A few lines go a long way:

# Payments service

- Money is always integer cents (`amountCents`), never floats.
- New endpoints live in `src/api/v2` and need a Zod schema in `schemas/`.
- Never call the ledger directly — go through `LedgerClient`.

That snippet prevents an entire category of wrong answers before it happens.

Encode conventions as rules, not hope

If a convention matters, don't rely on the model inferring it. State it. "Prefer composition over inheritance," "all dates are UTC," "errors bubble up as typed Result values" — each rule you write down is a class of review comments you never have to leave again.

Give it a data dictionary

Generated database queries are only as good as the assistant's understanding of your schema.

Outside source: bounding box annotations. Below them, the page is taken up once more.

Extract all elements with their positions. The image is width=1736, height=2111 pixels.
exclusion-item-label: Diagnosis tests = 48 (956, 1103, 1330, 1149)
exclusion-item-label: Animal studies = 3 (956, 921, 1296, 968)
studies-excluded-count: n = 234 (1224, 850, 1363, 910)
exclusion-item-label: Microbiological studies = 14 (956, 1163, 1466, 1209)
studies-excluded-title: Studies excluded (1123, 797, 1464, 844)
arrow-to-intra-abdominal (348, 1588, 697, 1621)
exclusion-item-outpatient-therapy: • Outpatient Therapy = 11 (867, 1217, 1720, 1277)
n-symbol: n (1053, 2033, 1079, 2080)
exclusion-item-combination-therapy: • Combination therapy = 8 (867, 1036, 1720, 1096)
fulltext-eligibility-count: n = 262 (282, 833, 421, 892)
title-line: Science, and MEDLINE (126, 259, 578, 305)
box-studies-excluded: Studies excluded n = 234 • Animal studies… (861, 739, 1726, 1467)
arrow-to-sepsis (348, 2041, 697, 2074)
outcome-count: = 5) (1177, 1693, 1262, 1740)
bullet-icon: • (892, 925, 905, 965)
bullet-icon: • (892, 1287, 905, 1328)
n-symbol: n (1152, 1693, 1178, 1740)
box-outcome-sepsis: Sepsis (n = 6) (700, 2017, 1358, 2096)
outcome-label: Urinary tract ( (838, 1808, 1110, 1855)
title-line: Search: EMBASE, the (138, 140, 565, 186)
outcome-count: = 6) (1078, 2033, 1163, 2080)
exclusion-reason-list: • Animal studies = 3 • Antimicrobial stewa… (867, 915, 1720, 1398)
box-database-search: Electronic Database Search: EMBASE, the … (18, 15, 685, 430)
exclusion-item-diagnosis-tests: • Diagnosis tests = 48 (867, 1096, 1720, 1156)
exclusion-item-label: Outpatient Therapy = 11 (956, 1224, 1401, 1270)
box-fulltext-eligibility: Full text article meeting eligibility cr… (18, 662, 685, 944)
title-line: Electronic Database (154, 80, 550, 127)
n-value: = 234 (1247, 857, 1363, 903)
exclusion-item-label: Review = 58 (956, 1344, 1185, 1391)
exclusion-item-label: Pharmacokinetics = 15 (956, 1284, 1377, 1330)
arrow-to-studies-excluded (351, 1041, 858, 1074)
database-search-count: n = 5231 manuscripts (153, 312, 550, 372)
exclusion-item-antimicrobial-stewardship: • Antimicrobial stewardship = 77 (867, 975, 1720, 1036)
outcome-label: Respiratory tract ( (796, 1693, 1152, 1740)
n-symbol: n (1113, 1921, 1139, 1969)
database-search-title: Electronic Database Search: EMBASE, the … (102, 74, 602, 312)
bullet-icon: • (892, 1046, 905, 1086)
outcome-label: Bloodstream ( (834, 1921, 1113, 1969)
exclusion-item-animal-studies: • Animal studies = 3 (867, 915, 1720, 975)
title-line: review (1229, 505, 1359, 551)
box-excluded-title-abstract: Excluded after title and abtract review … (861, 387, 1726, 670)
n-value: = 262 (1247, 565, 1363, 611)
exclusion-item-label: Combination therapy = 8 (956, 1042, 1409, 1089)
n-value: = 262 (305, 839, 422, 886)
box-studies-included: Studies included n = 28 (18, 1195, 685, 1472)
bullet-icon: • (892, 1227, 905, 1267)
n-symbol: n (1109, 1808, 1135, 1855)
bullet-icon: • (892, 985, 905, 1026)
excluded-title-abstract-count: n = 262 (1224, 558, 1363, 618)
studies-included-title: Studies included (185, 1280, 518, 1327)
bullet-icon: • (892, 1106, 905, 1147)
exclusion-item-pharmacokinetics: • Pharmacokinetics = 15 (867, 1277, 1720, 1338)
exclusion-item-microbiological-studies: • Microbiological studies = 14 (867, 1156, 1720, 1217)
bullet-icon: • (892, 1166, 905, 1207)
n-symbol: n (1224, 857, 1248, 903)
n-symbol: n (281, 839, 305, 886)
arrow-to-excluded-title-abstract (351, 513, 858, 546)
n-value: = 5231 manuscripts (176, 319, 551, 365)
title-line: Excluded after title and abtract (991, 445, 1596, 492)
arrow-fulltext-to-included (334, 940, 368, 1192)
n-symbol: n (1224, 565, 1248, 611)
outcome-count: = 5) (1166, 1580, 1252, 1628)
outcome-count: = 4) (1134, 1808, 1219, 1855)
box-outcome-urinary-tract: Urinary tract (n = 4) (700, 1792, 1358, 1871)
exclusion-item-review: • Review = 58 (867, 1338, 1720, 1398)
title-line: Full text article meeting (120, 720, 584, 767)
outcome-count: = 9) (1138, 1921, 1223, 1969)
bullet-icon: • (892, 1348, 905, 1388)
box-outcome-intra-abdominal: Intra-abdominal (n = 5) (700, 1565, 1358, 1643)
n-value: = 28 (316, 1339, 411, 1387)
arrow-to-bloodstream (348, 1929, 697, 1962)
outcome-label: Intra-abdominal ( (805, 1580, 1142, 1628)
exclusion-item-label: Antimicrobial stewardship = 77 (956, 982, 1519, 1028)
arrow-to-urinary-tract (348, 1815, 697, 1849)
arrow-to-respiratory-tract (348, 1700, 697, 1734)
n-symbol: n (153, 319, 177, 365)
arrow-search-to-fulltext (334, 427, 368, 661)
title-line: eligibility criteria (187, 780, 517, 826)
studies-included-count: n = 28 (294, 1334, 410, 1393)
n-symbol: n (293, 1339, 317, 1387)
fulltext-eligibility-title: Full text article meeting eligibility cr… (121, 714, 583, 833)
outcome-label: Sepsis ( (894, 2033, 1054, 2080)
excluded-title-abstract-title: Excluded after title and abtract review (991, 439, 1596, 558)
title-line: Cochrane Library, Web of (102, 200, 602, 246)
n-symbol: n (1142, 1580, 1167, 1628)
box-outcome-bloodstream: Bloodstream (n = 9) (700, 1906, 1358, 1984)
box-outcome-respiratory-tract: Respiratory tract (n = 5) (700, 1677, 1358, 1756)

A short data dictionary — tables, key columns, relationships, and the business meaning behind them — turns plausible-looking SQL into correct SQL. Even a single markdown table describing your core entities pays for itself quickly.

Capture the work you repeat

Every codebase has operations you do the same way every time: add an endpoint, wire a migration, scaffold a component. Write those steps down as reusable prompts (some tools call them "skills" or "commands"). Now the boring, error-prone parts happen your way, consistently, instead of being reinvented on each request.

A minimal starting point

You don't need a big rollout. In an afternoon you can:

  1. Add one context file at the repo root with your top ten rules.
  2. Describe your three most important database tables.
  3. Capture your one most-repeated task as a reusable prompt.

The goal isn't to document everything. It's to write down the handful of things the assistant keeps getting wrong — and let the payoff compound from there.

Context is the cheapest performance upgrade your AI tools will ever get. Most of it is knowledge your team already has; it just isn't written where the tools can read it yet.